Sunday, November 30, 2014

Concurrent Processing In Client-Server Software

Concurrency In Networks

The term concurrency refers to real or apparent simultaneous computing. For example, a multi-user computer system can achieve concurrency by time-sharing, a design that arranges to switch a single processor among multiple computations quickly enough to give the appearance of simultaneous progress; or by multiprocessing, a design in which multiple processors perform multiple computations simultaneously.

Concurrent processing is fundamental to distributed computing and occurs in many forms. Among machines on a single network, many pairs of application programs can communicate concurrently, sharing the network that interconnects them. For example, application A on one machine may communicate with application B on another machine, while application C on a third machine communicates with application D on a fourth. Although they all share a single network, the applications appear to proceed as if they operate independently. The network hardware enforces access rules that allow each pair of communicating machines to exchange messages. The access rules prevent a given pair of applications from excluding others by consuming all the network bandwidth.

Concurrency can also occur within a given computer system. For example, multiple users on a timesharing system can each invoke a client application that communicates with an application on another machine. One user can transfer a file while another user conducts a remote login session. From a user's point of view, it appears that all client programs proceed simultaneously.

Concurrency In Networks
In addition to concurrency among clients on a single machine, the set of all clients on a set of machines can execute concurrently. Figure 3.1 illustrates concurrency among client programs running on several machines.

Client software does not usually require any special attention or effort on the part of the programmer to make it usable concurrently. The application programmer designs and constructs each client program without regard to concurrent execution; concurrency among multiple client programs occurs automatically because the operating system allows multiple users to each invoke a client concurrently. Thus, the individual clients operate much like any conventional program. To summarize:

Most client software achieves concurrent operation because the underlying operating system allows users to execute client programs concurrently or because users on many machines each execute client software simultaneously. An individual client program operates like any conventional program; it does not manage concurrency explicitly.

Concurrency In Servers

In contrast to concurrent client software, concurrency within a server requires considerable effort. As figure 3.2 shows, a single server program must handle incoming requests concurrently.

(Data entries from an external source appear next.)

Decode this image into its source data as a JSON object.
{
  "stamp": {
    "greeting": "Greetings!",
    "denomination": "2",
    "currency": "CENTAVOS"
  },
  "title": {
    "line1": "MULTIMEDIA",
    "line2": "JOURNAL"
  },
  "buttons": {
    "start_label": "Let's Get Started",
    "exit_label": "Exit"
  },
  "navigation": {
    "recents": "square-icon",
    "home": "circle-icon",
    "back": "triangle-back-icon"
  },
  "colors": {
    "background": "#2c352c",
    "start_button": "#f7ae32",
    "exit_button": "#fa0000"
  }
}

To understand why concurrency is important, consider server operations that require substantial computation or communication. For example, think of a remote login server. It it operates with no concurrency, it can handle only one remote login at a time. Once a client contacts the server, the server must ignore or refuse subsequent requests until the first user finishes. Clearly, such a design limits the utility of the server, and prevents multiple remote users from accessing a given machine at the same time.

Concurrency In Servers

Terminology And Concepts 

Because few application programmers have experience with the design of concurrent programs, understanding concurrency in servers can be challenging. This section explains the basic concept of concurrent processing and shows how an operating system supplies it.

The Process Concept 

In concurrent processing systems, the process abstraction defines the fundamental unit of computation1. The most essential information associated with a process is an instruction pointer that specifies the address at which the process is executing. Other information associated with a process includes the identity of the user that owns it, the compiled program that it is executing, and the memory locations of the process' program text and data areas.

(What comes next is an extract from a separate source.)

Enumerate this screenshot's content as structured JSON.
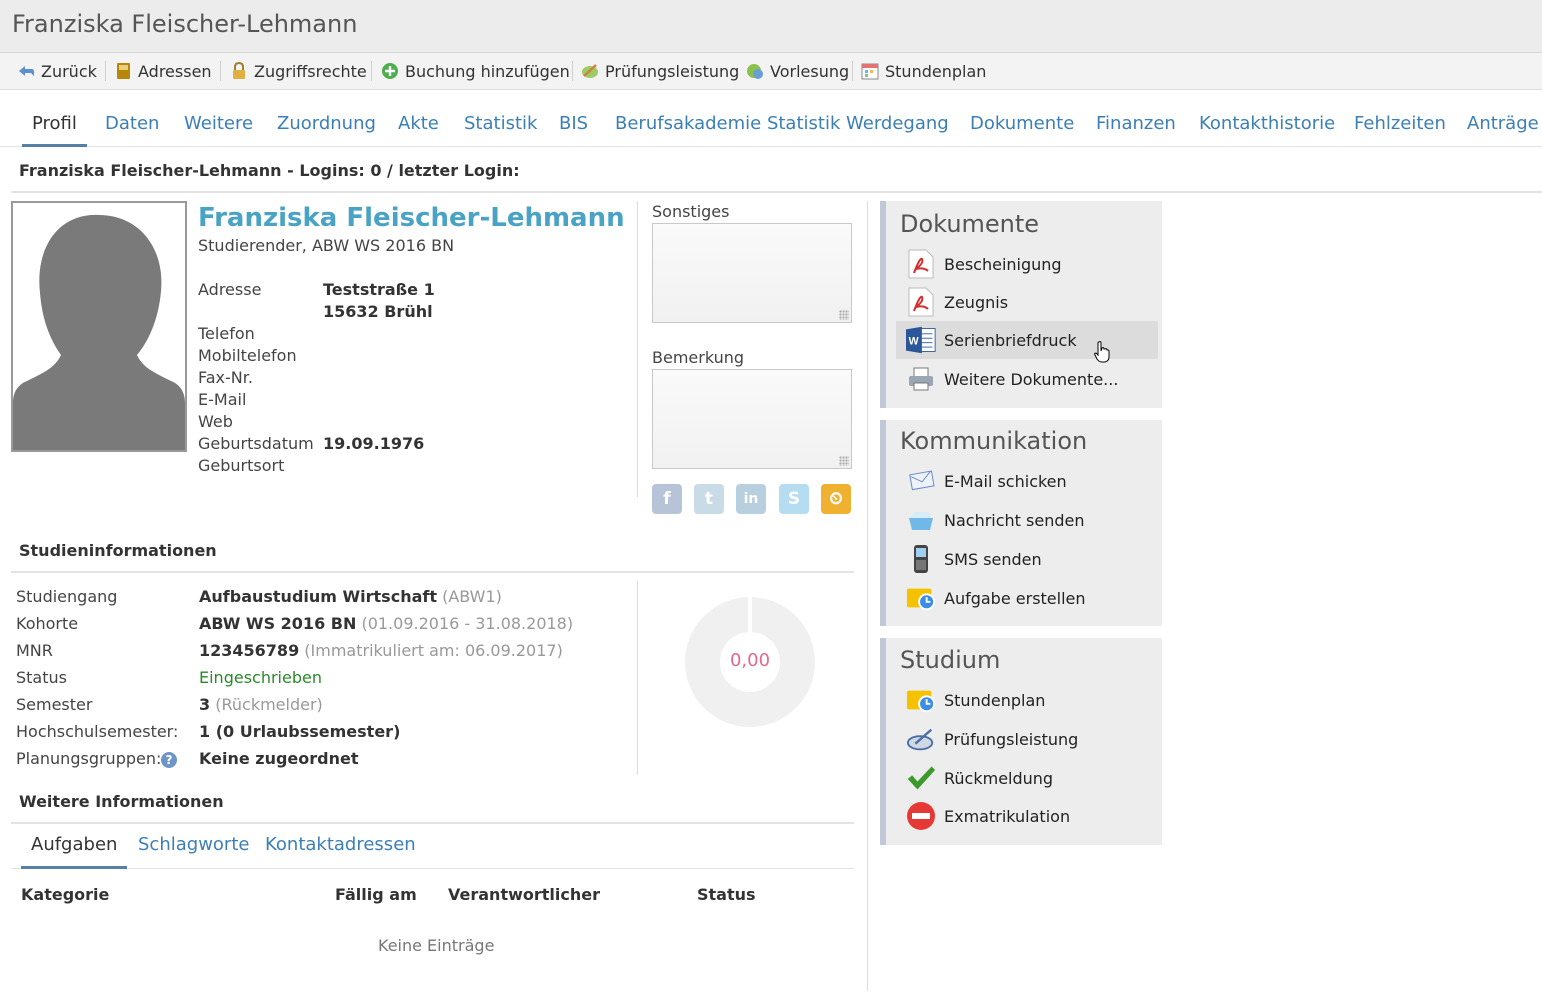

A process differs from a program because the process concept includes only the active execution of a computation, not the code. After the code has been loaded into a computer, the operating system allows one or more processes to execute it. In particular, a concurrent processing system allows multiple processes to execute the same piece of code "at the same time." This means that multiple processes may each be executing at some point in the code. Each process proceeds at its own rate, and each may begin or finish at an arbitrary time. Because each has a separate instruction pointer that specifies which instruction it will execute next, there is never any confusion.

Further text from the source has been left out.